When Mao's Cultural Revolution took hold in China in June 1966, Ange Zhang was thirteen years old. Ange's father was a famous writer whose "Yellow River Cantata" was considered by many to be the anthem of the Chinese Revolution. Shortly after the revolution began,many of Ange's classmates joined the Red Guard, Mao's youth movement, and they drove their teachers out of the classrooms. Ange and his friends now spent their days memorizing Mao's quotations and pasting posters in the streets. But in the weeks that follow Ange discovered that his father's fame as a writer now meant that he was a target of the new regime and that Ange himself was characterized as a "black kid," unable to join the Red Guard. Ange's whole world had fallen apart.When his father was arrested, he began to question everything that was happening in his country. He secretly read every book in his father's library, and through his reading discovered the beginnings of another view of the world.
Finally, Ange was forced to join many other young urban Chinese students in the countryside for re-education. While life in the village was challenging physically, Ange found emotional space to develop his own artistic talent.
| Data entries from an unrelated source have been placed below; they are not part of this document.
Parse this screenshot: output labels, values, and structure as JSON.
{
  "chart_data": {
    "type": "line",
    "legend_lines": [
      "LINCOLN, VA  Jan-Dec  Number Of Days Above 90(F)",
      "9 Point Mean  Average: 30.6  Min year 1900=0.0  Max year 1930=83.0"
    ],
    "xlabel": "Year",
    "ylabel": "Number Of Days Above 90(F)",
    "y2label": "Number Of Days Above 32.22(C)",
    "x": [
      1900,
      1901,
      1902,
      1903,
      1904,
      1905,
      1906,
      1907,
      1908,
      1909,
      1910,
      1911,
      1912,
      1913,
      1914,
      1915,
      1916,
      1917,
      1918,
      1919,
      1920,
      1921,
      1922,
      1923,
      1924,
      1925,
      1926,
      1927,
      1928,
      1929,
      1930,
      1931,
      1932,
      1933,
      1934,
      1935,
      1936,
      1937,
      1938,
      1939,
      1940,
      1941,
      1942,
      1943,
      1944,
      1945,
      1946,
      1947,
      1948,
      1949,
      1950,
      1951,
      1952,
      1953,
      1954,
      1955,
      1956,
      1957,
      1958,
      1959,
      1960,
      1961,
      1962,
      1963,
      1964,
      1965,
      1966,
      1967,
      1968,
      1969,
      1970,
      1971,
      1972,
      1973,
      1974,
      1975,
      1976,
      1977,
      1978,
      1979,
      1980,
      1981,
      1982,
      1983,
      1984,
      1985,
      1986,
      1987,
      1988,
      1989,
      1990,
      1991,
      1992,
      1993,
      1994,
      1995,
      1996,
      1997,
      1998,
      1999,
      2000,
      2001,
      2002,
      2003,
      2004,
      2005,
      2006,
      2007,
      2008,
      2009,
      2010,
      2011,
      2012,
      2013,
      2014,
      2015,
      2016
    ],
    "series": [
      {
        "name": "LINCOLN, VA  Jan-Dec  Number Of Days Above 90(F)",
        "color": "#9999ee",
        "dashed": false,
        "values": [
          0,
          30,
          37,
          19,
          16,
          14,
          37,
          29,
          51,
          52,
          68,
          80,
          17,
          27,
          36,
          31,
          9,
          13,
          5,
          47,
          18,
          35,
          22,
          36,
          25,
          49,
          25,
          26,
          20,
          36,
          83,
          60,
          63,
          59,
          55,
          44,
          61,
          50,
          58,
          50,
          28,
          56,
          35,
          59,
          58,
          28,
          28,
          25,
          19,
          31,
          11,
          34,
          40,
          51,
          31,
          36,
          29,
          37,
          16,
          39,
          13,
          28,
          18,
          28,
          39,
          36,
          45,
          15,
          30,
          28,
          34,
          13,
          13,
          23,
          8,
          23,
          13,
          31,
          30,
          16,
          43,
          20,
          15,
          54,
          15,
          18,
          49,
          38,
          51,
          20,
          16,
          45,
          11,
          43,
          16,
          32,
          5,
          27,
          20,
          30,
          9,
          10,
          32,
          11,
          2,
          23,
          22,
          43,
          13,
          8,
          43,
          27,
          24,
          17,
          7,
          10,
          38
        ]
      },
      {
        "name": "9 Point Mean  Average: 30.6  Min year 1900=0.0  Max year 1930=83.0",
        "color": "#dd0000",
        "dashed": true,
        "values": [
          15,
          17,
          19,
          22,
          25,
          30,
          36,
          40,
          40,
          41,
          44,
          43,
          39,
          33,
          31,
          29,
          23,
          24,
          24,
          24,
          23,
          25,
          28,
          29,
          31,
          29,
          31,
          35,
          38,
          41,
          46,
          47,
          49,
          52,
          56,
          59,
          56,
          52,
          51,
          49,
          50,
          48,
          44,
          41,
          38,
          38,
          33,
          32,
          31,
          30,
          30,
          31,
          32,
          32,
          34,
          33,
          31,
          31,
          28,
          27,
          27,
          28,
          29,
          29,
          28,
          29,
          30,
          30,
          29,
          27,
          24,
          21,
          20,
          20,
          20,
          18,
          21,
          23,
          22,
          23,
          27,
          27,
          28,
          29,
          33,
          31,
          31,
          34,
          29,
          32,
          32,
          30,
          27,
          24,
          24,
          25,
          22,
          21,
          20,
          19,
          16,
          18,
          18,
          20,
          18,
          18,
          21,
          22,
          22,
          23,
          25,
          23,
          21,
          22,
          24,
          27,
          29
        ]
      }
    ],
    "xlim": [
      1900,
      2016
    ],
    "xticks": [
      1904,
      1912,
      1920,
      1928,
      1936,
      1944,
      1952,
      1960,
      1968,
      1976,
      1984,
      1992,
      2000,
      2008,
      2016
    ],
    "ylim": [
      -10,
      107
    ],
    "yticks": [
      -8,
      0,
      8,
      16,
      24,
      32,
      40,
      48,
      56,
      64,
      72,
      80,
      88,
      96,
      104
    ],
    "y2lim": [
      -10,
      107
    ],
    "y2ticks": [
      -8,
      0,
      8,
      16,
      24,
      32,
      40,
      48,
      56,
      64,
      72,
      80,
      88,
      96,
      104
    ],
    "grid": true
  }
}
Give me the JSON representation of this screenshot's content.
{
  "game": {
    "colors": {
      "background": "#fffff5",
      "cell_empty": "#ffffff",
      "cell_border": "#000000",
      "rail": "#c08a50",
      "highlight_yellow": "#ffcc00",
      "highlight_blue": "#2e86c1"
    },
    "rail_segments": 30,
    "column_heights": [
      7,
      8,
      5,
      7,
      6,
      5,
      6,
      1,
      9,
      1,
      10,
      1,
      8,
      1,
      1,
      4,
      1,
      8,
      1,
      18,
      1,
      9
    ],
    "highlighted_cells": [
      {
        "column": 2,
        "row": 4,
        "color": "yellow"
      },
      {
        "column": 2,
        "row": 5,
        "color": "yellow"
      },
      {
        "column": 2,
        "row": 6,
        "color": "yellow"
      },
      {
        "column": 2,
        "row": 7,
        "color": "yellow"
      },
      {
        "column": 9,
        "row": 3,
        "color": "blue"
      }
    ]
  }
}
Gr. 5-8. In a straightforward, unemotional manner, this autobiography tells of a teenager's coming-of-age during China's Cultural Revolution. Thirteen years old in 1966, Ange takes pride in his father's standing as a writer and Red Army officer until the Red Guards suddenly denounce his father as a counter-revolutionary. Wanting desperately to belong, Ange joins a Red Guard group. But a violent encounter opens his mind to questions, and reading forbidden books by Western authors opens his thoughts. Sent to a farm in 1968, Ange works hard in the fields, continues to read, and rediscovers his love of art. The book ends with a brief epilogue on later events in his life and an excellent, seven-page section entitled "China's Cultural Revolution."On nearly every page, Zhang's distinctive artwork opens a window into his past. At times painterly, at times reminiscent of silk-screened posters, his computer-assisted illustrations are beautifully composed and often dramatic. The book also includes reproductions of period posters, artifacts, and black-and-white photos. Reminiscent of A Little Tiger in the Chinese Night: An Autobiography in Art (1993) by Song Nan Zhang, a fellow Chinese-Canadian artist, this handsome book provides a memorable introduction to the Cultural Revolution.